The mHealth market may be nearing a global tipping point, with more than 500 mobile health projects running around the world, according to a new study by the Boston Consulting Group and Norwegian telecom company Telenor Inc.
Those projects are yielding a host of benefits, researchers say. For example, Norway, Denmark and Sweden all stand to save between 1.2 billion and 2.5 billion Euros by substituting alert/monitoring systems for elderly patients in place of institutional care.
Countries like Hungary and Serbia may be able to reduce hospital bed days by 40,000 or more, with technologies that allow respiratory patients to be tracked in their homes, the study shows.
And maternal/child mHealth projects are saving anywhere from 40,000 to 250,000 mothers' and babies' lives by giving rural moms in Bangladesh, Pakistan and India access to better health education and clinical interventions, according to the study.
Globally those numbers are extrapolated to a 25 percent overall reduction in the cost of caring for the elderly, a 30 percent reduction in maternal/child mortality, and improvement of 30 to 70 percent for patients with COPD, TB and other respiratory diseases worldwide, the study projects.
But telecoms and other players in the mHealth space, including governments, need to tackle the main obstacle to those savings--scalability, researchers say. Being able to scale up the existing projects will take a concerted and coordinated effort between countries and among vendors and providers, Telenor President Jon Fredrik Baksaas says in an announcement.

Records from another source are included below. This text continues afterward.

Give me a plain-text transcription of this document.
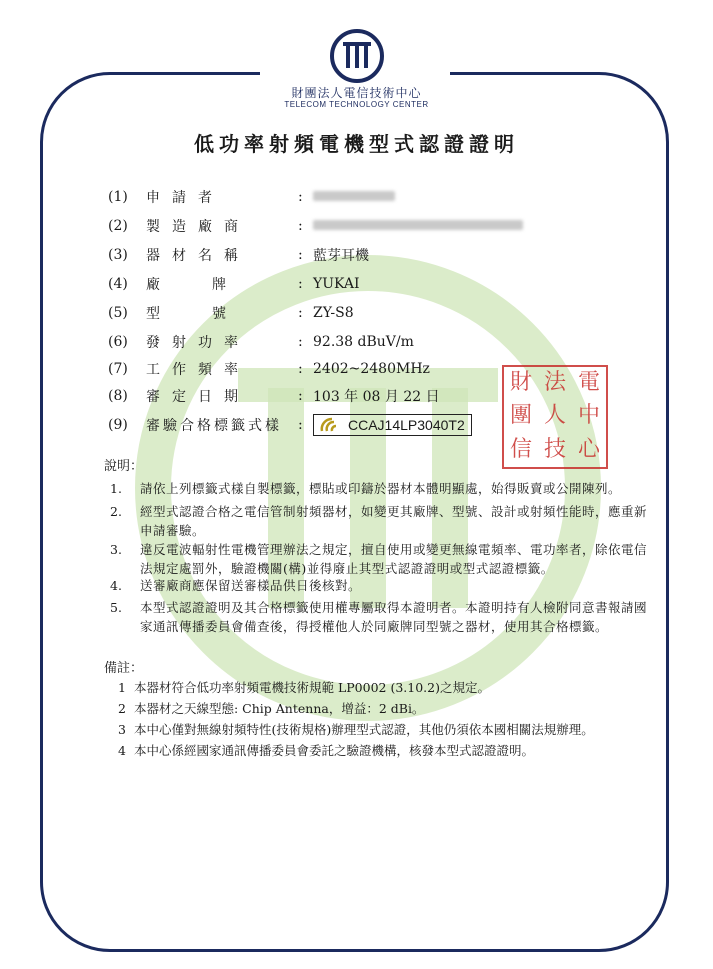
財團法人電信技術中心
TELECOM TECHNOLOGY CENTER
低功率射頻電機型式認證證明
(1)	申請者	:
(2)	製造廠商	:
(3)	器材名稱	: 藍芽耳機
(4)	廠牌	: YUKAI
(5)	型號	: ZY-S8
(6)	發射功率	: 92.38 dBuV/m
(7)	工作頻率	: 2402~2480MHz
(8)	審定日期	: 103 年 08 月 22 日
(9)	審驗合格標籤式樣 :	CCAJ14LP3040T2
財 法 電
團 人 中
信 技 心
說明：
1.	請依上列標籤式樣自製標籤，標貼或印鑄於器材本體明顯處，始得販賣或公開陳列。
2.	經型式認證合格之電信管制射頻器材，如變更其廠牌、型號、設計或射頻性能時，應重新申請審驗。
3.	違反電波輻射性電機管理辦法之規定，擅自使用或變更無線電頻率、電功率者，除依電信法規定處罰外，驗證機關(構)並得廢止其型式認證證明或型式認證標籤。
4.	送審廠商應保留送審樣品供日後核對。
5.	本型式認證證明及其合格標籤使用權專屬取得本證明者。本證明持有人檢附同意書報請國家通訊傳播委員會備查後，得授權他人於同廠牌同型號之器材，使用其合格標籤。
備註：
1 本器材符合低功率射頻電機技術規範 LP0002 (3.10.2)之規定。
2 本器材之天線型態: Chip Antenna，增益：2 dBi。
3 本中心僅對無線射頻特性(技術規格)辦理型式認證，其他仍須依本國相關法規辦理。
4 本中心係經國家通訊傳播委員會委託之驗證機構，核發本型式認證證明。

It's more than possible, given that mobile phone penetration in the global economy will reach 100 percent in just the next five years, according to the study. Using those connections will allow healthcare to reach twice as many rural patients and expand health benefits to millions.
"We are aiming to give access to people who don't have an access to medical services," Baksaas told reporters this week at the GSMA Mobile World Congress 2012 in Barcelona, Spain, Priyo.com reports.